Именно в этот момент его настигло прежде неведомое, неощущаемое одиночество; ядовитым газом влилось оно в душу и заполонило всю, без остатка, тем самым сделав невозможным существование ни в семейном доме, ни в Лиссабоне, ни где бы то ни было на нашем маленьком глобусе. У него не было ни друзей, ни знакомых, ни любимой, ни детей. Ни работы, ни цели, ни смысла. Один в целом мире, он денно и нощно бродил по пустым улицам, окруженный лишь неоном фонарей да потоками железных ящиков, сердито урчащих на светофорах. Словно попал в другой мир, в котором оказался единственным человеком в цивилизации машин.
Посещали его мысли о суициде? – кто знает, наверное, как и всякого потерявшегося. И кто знает, на скольких мостах он останавливался тогда, заглядывая в мутные воды Тежу или проходя по бесконечной полосе пляжей, там, где зов океана заглушает прочие звуки и манит в свои неизведанные глубины с необоримой силой.

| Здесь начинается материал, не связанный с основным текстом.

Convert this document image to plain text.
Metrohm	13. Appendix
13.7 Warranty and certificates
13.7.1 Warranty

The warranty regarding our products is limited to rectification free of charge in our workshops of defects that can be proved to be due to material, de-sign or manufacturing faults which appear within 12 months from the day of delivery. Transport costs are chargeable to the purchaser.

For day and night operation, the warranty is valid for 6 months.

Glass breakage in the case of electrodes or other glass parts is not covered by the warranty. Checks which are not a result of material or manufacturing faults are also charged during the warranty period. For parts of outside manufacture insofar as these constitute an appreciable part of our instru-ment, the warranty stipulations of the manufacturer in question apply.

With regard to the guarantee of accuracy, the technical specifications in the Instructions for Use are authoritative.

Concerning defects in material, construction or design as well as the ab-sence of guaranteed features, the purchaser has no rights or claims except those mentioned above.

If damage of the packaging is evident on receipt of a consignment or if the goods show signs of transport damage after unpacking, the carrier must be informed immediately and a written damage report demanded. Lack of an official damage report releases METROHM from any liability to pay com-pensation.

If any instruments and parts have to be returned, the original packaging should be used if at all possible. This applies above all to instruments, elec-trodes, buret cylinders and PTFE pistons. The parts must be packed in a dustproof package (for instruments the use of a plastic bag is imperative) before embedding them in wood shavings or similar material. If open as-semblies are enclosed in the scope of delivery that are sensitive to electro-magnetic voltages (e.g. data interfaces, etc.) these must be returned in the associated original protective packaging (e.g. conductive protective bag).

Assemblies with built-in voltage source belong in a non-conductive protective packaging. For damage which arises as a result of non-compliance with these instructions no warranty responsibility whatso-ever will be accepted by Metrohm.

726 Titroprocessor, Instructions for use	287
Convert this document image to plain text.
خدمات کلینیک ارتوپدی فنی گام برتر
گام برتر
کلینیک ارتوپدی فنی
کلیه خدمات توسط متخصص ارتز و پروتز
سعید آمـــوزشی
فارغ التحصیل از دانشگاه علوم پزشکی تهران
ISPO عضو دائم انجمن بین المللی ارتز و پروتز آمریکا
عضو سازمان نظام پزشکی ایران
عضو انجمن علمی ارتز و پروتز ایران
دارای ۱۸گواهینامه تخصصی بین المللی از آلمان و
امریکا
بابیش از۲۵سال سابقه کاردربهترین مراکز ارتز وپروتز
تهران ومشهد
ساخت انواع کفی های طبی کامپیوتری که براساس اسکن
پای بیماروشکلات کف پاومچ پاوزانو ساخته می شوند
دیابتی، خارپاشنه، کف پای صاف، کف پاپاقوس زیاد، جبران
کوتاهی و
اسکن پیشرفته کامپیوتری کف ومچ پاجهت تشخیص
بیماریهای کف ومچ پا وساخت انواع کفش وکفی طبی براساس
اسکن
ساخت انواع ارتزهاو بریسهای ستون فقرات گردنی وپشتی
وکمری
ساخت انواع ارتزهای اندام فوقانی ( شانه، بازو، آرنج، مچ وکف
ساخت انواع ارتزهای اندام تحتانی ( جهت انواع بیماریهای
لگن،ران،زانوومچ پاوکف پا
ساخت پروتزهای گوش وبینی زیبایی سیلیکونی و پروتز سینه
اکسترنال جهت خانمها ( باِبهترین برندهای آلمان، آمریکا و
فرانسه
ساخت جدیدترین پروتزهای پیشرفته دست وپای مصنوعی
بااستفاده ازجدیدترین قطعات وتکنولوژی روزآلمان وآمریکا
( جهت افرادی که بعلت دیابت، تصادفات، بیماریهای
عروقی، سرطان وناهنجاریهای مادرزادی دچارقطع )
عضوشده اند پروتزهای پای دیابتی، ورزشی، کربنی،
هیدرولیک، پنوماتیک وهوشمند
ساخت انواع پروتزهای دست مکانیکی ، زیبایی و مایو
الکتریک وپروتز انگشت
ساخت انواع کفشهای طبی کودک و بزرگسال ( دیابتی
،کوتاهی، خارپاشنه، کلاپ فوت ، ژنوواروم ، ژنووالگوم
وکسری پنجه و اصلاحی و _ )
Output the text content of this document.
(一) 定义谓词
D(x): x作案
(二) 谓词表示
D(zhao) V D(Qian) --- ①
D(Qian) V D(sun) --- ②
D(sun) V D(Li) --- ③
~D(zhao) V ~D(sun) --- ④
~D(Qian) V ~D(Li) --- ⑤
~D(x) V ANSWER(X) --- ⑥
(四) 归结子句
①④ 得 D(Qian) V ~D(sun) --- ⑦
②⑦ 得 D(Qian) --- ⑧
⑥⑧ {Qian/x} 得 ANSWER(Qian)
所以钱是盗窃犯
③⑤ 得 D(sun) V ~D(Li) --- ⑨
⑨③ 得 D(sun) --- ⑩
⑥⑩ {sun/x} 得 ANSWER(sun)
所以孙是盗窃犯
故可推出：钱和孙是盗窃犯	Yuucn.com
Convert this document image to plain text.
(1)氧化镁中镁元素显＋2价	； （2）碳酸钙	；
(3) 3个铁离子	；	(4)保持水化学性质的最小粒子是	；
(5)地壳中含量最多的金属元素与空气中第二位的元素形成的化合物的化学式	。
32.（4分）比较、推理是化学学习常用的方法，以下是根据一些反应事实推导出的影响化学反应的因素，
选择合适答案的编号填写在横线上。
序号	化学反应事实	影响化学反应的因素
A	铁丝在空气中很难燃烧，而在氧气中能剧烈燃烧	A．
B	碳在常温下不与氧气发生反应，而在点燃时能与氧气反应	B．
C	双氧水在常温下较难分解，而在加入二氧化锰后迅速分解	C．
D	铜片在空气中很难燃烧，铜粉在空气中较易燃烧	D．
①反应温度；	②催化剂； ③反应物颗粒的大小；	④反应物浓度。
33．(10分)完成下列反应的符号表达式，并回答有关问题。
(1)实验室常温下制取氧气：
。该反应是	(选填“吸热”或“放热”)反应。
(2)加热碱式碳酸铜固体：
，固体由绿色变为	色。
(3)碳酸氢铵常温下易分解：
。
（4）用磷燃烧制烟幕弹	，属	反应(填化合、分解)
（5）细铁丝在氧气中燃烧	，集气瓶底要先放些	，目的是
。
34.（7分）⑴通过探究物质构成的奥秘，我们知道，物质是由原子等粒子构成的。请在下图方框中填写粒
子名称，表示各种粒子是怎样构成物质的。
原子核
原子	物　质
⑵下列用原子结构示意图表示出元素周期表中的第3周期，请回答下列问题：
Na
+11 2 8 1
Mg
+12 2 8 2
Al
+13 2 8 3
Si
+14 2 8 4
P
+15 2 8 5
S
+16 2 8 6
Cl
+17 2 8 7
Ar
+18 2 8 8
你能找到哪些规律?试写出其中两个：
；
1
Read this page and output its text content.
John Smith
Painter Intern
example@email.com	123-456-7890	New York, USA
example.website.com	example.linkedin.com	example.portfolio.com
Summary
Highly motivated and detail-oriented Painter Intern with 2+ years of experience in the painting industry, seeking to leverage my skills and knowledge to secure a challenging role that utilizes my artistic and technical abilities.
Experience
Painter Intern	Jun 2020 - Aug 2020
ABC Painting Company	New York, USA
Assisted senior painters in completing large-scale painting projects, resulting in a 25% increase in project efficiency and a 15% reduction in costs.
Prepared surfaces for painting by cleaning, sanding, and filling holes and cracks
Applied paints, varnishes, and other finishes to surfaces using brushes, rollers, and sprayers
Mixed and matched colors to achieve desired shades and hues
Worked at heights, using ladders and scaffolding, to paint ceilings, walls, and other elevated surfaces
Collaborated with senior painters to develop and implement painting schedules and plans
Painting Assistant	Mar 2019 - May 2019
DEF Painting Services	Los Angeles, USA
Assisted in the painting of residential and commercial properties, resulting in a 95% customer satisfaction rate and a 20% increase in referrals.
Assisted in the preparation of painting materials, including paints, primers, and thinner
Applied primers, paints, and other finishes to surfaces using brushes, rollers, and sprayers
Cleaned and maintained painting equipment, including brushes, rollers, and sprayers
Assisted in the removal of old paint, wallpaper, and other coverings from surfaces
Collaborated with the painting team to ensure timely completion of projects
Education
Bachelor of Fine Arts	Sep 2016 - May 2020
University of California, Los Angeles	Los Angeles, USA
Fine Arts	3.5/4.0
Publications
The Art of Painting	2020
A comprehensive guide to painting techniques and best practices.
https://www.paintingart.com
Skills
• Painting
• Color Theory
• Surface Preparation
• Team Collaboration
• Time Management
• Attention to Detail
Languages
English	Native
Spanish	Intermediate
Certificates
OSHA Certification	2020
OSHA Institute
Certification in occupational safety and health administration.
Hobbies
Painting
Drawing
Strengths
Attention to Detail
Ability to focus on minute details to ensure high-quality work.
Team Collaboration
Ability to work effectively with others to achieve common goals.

Но он не решился. Вместо этого отважился на другое. Однажды вечером гуляя по площади Салданья, это буквально в десяти минутах езды от вашего отеля, он решился наладить контакт с теми, кто ныне заселил хорошо знакомые улицы Лиссабона. И неожиданно для самого себя помахал рукой проезжавшему авто. Возможно, этим бы все и кончилось, но водитель легковушки приостановил бег механического коня, помахал в ответ. И улыбнулся.
И в этот момент одиночество, казалось, потопившее его душу, стало отступать. Следующим вечером Жоао снова пришел на площадь и махал уже всем подряд, получая в ответ улыбки, гудки клаксонов, приветственные крики. Город, прежде безмолвный и безнадежный, вдруг ожил, ровно по мановению волшебного жезла. Не в силах поверить свершившемуся, Жоао приходил и приходил на прежнее место и продолжал приветственно махать проезжающим; на душе его теплело, а сердце бешено стучало в ритмах зажигательной фолии.
Вскоре площадь трудно было представить без этого странного человека, лиссабонцы столь привыкли к нему, ежевечерне выходящему приветствовать железные потоки, разрезающие Салданью, что день без господина «До свиданья» уже считался несчастливым. Когда же вездесущие репортеры разузнали, кто этот удивительный старик, в элегантном пальто, с тщательно уложенными волосами и неизменными темными очками на бледном лице, – на Жоао обрушилась настоящая слава: его приглашали на радио, телевидение, брали интервью, просили дать совет, поделиться мнением. Господин «До свидания» обожал кино, и его приглашали на предпремьерные показы фильмов и потом с удовольствием выслушивали или читали рецензии. Рядом с ним постоянно крутились туристы, снимавшие каждый взмах руки на камеры, но он никогда не обижался, даже самым надоедливым, охотно позировал или снимался с любой компанией, ибо был рад любой.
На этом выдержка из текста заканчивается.